Em muitas destas ocasiões, o primeiro-ministro espanhol leva preparados anúncios de novas medidas para combater a crise inflacionista que também assola o país vizinho, sem medo de esgotar o livro de cheques: durante uma intervenção no Congresso a 19 de abril, prevista para se dirigir aos deputados a propósito das consequências da guerra na Ucrânia, Sánchez avançou que o Governo financiaria mais de 40 mil habitações para arrendamento acessível. E, dias depois, escreve o El País, anunciou a construção de mais 20 mil residências para arrendamento social. Só em promessas imobiliárias, refere a imprensa espanhola, Pedro Sánchez já comprometeu 4.760 milhões de euros no último mês, mas as verbas ascendem a 10 mil milhões na totalidade, se forem contabilizados todos os programas de investimento do governo de Madrid que foram anunciados recentemente, seja em políticas para conservação do ambiente ou apoio ao emprego.
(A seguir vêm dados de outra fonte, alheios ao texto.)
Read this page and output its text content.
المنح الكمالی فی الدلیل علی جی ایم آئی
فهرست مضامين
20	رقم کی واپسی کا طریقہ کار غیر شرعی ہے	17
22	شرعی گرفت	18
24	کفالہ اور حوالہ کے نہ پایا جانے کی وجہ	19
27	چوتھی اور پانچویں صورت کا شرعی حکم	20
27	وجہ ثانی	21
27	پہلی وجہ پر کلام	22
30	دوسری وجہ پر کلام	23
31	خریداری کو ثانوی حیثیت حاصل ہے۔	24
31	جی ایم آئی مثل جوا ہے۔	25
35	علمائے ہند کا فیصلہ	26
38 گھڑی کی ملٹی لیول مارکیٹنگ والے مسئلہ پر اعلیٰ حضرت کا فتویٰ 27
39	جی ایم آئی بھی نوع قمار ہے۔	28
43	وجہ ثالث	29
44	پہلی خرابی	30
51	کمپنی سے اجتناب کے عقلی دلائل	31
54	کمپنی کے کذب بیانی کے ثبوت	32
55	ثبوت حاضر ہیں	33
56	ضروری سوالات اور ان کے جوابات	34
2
Acresce ainda a esta fatura a medida mais recente de Pedro Sánchez, aprovada esta terça-feira em Conselho de Ministros: o Estado espanhol vai garantir a entrada inicial aos menores de 35 anos para que possam comprar casa, criando uma linha de garantias para facilitar o acesso ao crédito à habitação. Entre os contemplados estão os espanhóis com menos de 35 anos e rendimento anual inferior a 37.800 euros - o valor dobra se forem dois os proponentes do crédito. Segundo a proposta que teve hoje luz verde, os avales do Instituto de Crédito Oficial de Espanha para aquisição de habitação podem chegar aos 25%, desde que o imóvel tenha pelo menos classe D no certificado energético.

 

É uma resposta à "emergência habitacional", defendeu Sánchez, que entretanto já fez aprovar medidas de apoio ao emprego para maiores de 45 anos e anunciou no fim de semana passado um Interrail europeu financiado a 50% pelo Governo para todos os jovens com menos de 30 anos. Ajudar os mais jovens a enfrentar dificuldades tem sido precisamente um dos grandes objetivos do governo espanhol, até porque as sondagens de abril davam conta da transferência de meio milhão de votos dos mais novos - entre os 18 e os 35 anos - do PSOE de Sánchez para o PP de Alberto Núñez Feijóo.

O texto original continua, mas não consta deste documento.